A significant new initiative set to be introduced from July is the Solar Sharer Offer (SSO). This offer will provide eligible customers in Queensland, New South Wales, and South Australia with three hours of free electricity during the day, a period when solar power generation typically peaks.

Initial concerns about retailers potentially increasing prices outside these free hours have been addressed by the AER. Ms Savage confirmed that the program has been designed to prevent such outcomes. The DMO now calculates the average cost of power across the day, excluding the three hours of free electricity.

Consumers who actively shift their electricity usage to the free daytime period can expect to save money. Those who do not significantly alter their consumption patterns will likely see similar bills to current rates. “That actually helps give that regulated protection to customers that they know that they’re not going to get ripped off in the morning or the afternoon if they decide to go on to a solar sharer tariff, and they can move some of their load.

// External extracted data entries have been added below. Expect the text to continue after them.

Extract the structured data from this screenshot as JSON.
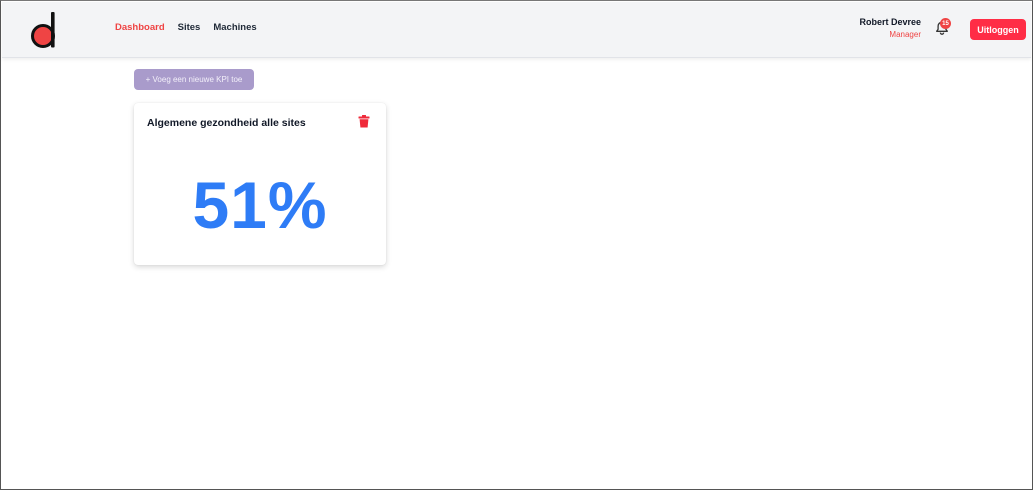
{
  "nav": {
    "links": [
      "Dashboard",
      "Sites",
      "Machines"
    ],
    "active": "Dashboard"
  },
  "user": {
    "name": "Robert Devree",
    "role": "Manager"
  },
  "notifications": {
    "count": "15"
  },
  "logout_label": "Uitloggen",
  "add_kpi_label": "+ Voeg een nieuwe KPI toe",
  "kpi_cards": [
    {
      "title": "Algemene gezondheid alle sites",
      "value": "51%"
    }
  ],
  "colors": {
    "accent": "#ef4444",
    "logout_bg": "#ff2d46",
    "add_button_bg": "#a99bcb",
    "kpi_value": "#2e7cf6"
  },
  "icons": {
    "logo": "logo-d-icon",
    "bell": "bell-icon",
    "delete": "trash-icon"
  }
}
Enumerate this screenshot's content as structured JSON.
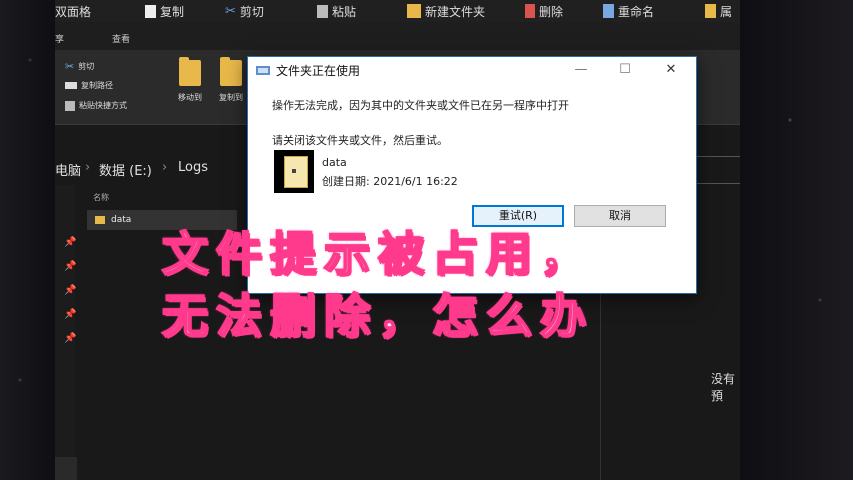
{
  "topbar": {
    "items": [
      "双面格",
      "复制",
      "剪切",
      "粘贴",
      "新建文件夹",
      "删除",
      "重命名",
      "属"
    ]
  },
  "tabs": {
    "share": "享",
    "view": "查看"
  },
  "ribbon": {
    "cut": "剪切",
    "copy_path": "复制路径",
    "paste_shortcut": "粘贴快捷方式",
    "move_to": "移动到",
    "copy_to": "复制到"
  },
  "address": {
    "computer": "电脑",
    "drive": "数据 (E:)",
    "folder": "Logs"
  },
  "file_list": {
    "header": "名称",
    "rows": [
      "data"
    ]
  },
  "right_panel": {
    "text": "没有預"
  },
  "dialog": {
    "title": "文件夹正在使用",
    "message": "操作无法完成，因为其中的文件夹或文件已在另一程序中打开",
    "instruction": "请关闭该文件夹或文件，然后重试。",
    "file_name": "data",
    "file_date": "创建日期: 2021/6/1 16:22",
    "retry_label": "重试(R)",
    "cancel_label": "取消",
    "minimize": "—",
    "maximize": "☐",
    "close": "✕"
  },
  "caption": {
    "line1": "文件提示被占用，",
    "line2": "无法删除，怎么办"
  },
  "colors": {
    "caption_fill": "#f0f2f5",
    "caption_outline": "#ff3a8c",
    "accent": "#0078d7",
    "folder": "#e8b84a",
    "explorer_bg": "#191919"
  }
}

So I think that’s an important principle,” Ms Savage stated.

Furthermore, Ms Savage believes the program will benefit all power customers, irrespective of whether they opt into the SSO. By reducing demand during the evening peak, there will be less reliance on expensive gas, leading to lower power prices across the board. “For everybody that does shift load, it gives bill savings for all of us, right, because we flatten the load profile,” she concluded.